DIAGNijmegen / pathology-whole-slide-data

A package for working with whole-slide data including a fast batch iterator that can be used to train deep learning models.
https://diagnijmegen.github.io/pathology-whole-slide-data/
Apache License 2.0
92 stars 27 forks source link

Tissue masking #26

Closed michelbotros closed 2 years ago

michelbotros commented 2 years ago

Hi Mart,

I was wondering if there is anything available yet for tissue masking. I think there is quite some use cases for tissue masking. For example:

  1. When working with WSI's without annotations. Still being able to sample patches from tissue regions from the WSI would be a nice to have.
  2. To exclude annotations that are outside of tissue regions. In my project I'm dealing with ''lazy annotations'' where at the border of the biopsy some non tissue is often included in the annotated region to save time during the annotation process (see example below).

It might be beneficial to perform tissue masking before patch extraction for the first use case. Let me know what you think and if there is already options for this!

Best,

Michel

michelbotros commented 2 years ago

example_lazy_annotations_3

martvanrijthoven commented 2 years ago

Dear Michel,

There are two options available already.

The first one is by using the MaskAnnotationParser This parser converts a mask into multiple rectangle regions for which the size can be specified.

Another option, which I would recommend, is to create polygons from the tissue mask with this function With the Shapely library, you can intersect the tissue mask polygons and the annotated polygons. From the intersection you create a new annotation file, e.g., with write_asap_annotation or use the internal JSON representation of wholeslidedata convert_annotations_to_json. In this way you get a cleaned annotation file which you can use for training.

I hope this helps and please let me know if anything is unclear.

Best wishes, Mart

michelbotros commented 2 years ago

Dear Mart,

Thanks for the suggestions. I think the second option, where a clean annotation file is created, is indeed preferred. If I understand it correctly we then find the intersection between the tissue region and the annotation region on polygon level.

This function converts a tissue mask (Numpy) to polygon format and assumes that I have already obtained a tissue mask as well, right? What would you recommend to obtain the tissue masks themselves?

Best,

Michel

martvanrijthoven commented 2 years ago

Hi Michel,

Yes, indeed the intersection can then be done on polygon level. And yes you can use that function to convert a NumPy array to polygons. You can use a spacing value of ~4.0 or ~8.0 (.get_slide) when opening the mask (please use the asap backend, because openslide backend does not work well with monochrome images) and upscale the polygons.

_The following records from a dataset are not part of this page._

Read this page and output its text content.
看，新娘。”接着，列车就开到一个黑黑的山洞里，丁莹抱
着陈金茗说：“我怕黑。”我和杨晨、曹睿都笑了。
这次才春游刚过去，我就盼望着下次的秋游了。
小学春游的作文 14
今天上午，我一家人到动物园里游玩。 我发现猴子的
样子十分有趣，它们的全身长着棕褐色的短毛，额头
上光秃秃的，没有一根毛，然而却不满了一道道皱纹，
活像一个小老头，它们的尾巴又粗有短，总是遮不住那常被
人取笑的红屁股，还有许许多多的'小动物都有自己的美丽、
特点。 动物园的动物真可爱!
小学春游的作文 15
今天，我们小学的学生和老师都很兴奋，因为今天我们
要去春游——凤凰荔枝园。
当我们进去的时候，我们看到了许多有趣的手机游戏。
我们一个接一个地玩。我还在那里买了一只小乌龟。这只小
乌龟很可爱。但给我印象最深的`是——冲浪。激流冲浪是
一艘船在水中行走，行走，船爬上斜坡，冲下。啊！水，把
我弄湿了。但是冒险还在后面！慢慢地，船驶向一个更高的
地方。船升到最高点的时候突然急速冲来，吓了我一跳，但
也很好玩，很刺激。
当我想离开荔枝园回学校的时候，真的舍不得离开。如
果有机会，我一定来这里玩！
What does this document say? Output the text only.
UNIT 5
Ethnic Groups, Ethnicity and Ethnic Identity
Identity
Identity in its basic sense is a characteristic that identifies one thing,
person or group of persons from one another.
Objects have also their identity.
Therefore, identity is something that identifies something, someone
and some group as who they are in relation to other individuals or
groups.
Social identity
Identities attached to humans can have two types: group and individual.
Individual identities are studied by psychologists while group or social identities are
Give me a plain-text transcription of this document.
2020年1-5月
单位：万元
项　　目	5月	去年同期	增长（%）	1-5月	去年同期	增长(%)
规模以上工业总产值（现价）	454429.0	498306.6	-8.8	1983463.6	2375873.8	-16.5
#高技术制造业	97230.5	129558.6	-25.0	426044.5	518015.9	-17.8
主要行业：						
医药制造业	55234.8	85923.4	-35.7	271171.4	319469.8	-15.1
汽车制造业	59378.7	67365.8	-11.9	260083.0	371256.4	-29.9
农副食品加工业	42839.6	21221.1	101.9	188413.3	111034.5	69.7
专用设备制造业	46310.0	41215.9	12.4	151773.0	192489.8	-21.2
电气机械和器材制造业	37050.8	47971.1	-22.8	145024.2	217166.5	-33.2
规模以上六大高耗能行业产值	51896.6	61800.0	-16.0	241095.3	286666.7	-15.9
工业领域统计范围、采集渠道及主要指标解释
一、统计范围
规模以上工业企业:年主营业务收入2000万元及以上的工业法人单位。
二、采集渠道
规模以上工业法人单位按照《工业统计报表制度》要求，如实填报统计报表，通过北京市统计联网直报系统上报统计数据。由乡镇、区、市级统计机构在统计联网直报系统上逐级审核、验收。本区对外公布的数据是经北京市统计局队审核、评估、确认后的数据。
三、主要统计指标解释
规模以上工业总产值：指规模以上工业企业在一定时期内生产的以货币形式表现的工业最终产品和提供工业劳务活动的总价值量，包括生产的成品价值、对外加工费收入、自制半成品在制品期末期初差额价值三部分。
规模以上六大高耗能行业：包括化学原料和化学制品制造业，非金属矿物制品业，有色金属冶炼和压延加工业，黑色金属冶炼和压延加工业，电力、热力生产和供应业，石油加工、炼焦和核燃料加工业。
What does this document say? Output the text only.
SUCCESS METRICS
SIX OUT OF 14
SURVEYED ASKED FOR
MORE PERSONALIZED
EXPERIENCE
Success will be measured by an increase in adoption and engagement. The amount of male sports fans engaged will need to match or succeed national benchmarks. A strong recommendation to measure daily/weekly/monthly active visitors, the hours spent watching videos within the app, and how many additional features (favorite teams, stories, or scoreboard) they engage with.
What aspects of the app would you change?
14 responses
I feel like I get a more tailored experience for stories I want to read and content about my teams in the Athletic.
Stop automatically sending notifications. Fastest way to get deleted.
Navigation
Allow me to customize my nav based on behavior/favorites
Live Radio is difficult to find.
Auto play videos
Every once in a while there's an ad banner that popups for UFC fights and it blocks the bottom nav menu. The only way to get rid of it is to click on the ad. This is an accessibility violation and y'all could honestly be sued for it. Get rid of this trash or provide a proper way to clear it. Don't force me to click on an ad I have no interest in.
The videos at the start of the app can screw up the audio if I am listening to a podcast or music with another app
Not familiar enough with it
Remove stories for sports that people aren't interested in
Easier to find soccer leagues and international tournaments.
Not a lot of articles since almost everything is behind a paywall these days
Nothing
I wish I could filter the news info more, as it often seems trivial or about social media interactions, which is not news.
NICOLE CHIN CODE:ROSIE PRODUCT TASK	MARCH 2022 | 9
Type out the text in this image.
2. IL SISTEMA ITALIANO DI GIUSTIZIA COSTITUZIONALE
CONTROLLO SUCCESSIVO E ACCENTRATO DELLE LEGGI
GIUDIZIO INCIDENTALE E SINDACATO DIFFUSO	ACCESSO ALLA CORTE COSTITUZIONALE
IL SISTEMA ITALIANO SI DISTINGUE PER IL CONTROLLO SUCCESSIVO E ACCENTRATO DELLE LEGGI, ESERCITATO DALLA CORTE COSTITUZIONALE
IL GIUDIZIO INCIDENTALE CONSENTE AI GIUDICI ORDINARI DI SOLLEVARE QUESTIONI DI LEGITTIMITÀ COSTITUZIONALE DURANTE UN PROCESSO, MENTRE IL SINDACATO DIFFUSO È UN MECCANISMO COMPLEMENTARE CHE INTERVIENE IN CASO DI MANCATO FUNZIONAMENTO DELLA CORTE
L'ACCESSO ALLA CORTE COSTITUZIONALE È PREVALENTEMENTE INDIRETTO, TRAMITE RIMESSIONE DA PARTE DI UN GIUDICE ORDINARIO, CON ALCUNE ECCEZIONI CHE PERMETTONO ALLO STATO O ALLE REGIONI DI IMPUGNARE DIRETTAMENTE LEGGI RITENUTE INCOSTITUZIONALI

For creating tissue masks I recommend using this algorithm

Best wishes, Mart

michelbotros commented 2 years ago

Hi Mart,

Okay, all clear! Thank you very much for the explanation.

Best,

Michel

michelbotros commented 2 years ago

Hi Mart,

I requested access to the algorithm that you mentioned, but its still pending. Do you perhaps know who I would have to contact to get permission?

Best,

Michel

martvanrijthoven commented 2 years ago

Hi Michel,

If it is still pending, maybe you can contact Peter Bandi he has created this algorithm.